Batch Transcription
Understand how KoeIQ processes uploaded audio files through the AmiVoice async transcription pipeline.
Processing pipeline
Batch transcription follows this sequence of steps:
Browser/API → FastAPI → AWS S3 → SQS → Worker → AmiVoice async HTTP → PostgreSQL
- Upload: File sent to FastAPI via the browser UI or Ingest API.
- S3 storage: Audio file saved to AWS S3.
- SQS queue: Processing job added to the SQS queue.
- Worker: Worker service picks up the job and submits it to the AmiVoice async HTTP API.
- Result storage: Transcript saved to PostgreSQL.

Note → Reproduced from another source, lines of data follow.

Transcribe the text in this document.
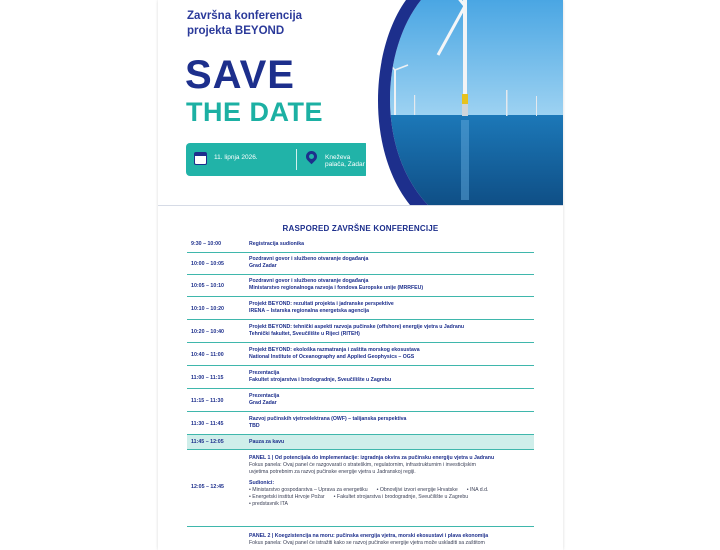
Završna konferencija
projekta BEYOND
SAVE
THE DATE
11. lipnja 2026.	Kneževa palača, Zadar
RASPORED ZAVRŠNE KONFERENCIJE
9:30 – 10:00	Registracija sudionika
10:00 – 10:05
Pozdravni govor i službeno otvaranje događanja
Grad Zadar
10:05 – 10:10
Pozdravni govor i službeno otvaranje događanja
Ministarstvo regionalnoga razvoja i fondova Europske unije (MRRFEU)
10:10 – 10:20
Projekt BEYOND: rezultati projekta i jadranske perspektive
IRENA – Istarska regionalna energetska agencija
10:20 – 10:40
Projekt BEYOND: tehnički aspekti razvoja pučinske (offshore) energije vjetra u Jadranu
Tehnički fakultet, Sveučilište u Rijeci (RITEH)
10:40 – 11:00
Projekt BEYOND: ekološka razmatranja i zaštita morskog ekosustava
National Institute of Oceanography and Applied Geophysics – OGS
11:00 – 11:15
Prezentacija
Fakultet strojarstva i brodogradnje, Sveučilište u Zagrebu
11:15 – 11:30
Prezentacija
Grad Zadar
11:30 – 11:45
Razvoj pučinskih vjetroelektrana (OWF) – talijanska perspektiva
TBD
11:45 – 12:05	Pauza za kavu
12:05 – 12:45
PANEL 1 | Od potencijala do implementacije: izgradnja okvira za pučinsku energiju vjetra u Jadranu
Fokus panela: Ovaj panel će razgovarati o strateškim, regulatornim, infrastrukturnim i investicijskim
uvjetima potrebnim za razvoj pučinske energije vjetra u Jadranskoj regiji.

Sudionici:
• Ministarstvo gospodarstva – Uprava za energetiku • Obnovljivi izvori energije Hrvatske • INA d.d.
• Energetski institut Hrvoje Požar • Fakultet strojarstva i brodogradnje, Sveučilište u Zagrebu
• predstavnik ITA
PANEL 2 | Koegzistencija na moru: pučinska energija vjetra, morski ekosustavi i plava ekonomija
Fokus panela: Ovaj panel će istražiti kako se razvoj pučinske energije vjetra može uskladiti sa zaštitom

- Auto-analytics: If auto-generate is on, OpenAI analytics run after transcription completes.
Processing time
Processing time depends on file length and server load.
| Call length | Typical processing time |
|---|---|
| 3 minutes | 3–6 minutes |
| 5 minutes | 5–10 minutes |
| 10 minutes | 10–20 minutes |
| 30 minutes | 30–60 minutes |
ℹ️Expect roughly 1–2× real time. Peak load periods may take longer.
Status polling
Monitor progress in the Dashboard or Call Logs page (auto-refreshes every 5 seconds).
| Status | Meaning |
|---|---|
| Queued | Uploaded to S3 and waiting in the SQS queue. |
| Processing | Worker is transcribing with AmiVoice. |
| Done | Transcription (and analytics if enabled) complete. |
| Failed | An error occurred. Check server logs. |
Language codes
ja-JP— Japanese (AmiVoice Japanese engine)en-US— English
Stereo channel splitting
Set the environment variable TRANSCRIBE_BY_CHANNEL=true to split stereo files before transcription:
- Channel 0 (left): Agent audio
- Channel 1 (right): Customer audio
Each channel is transcribed separately and speaker labels are assigned automatically. Ideal for contact centre recording systems with dedicated per-party channels.
💡Stereo channel splitting often produces more accurate speaker separation than mono diarisation.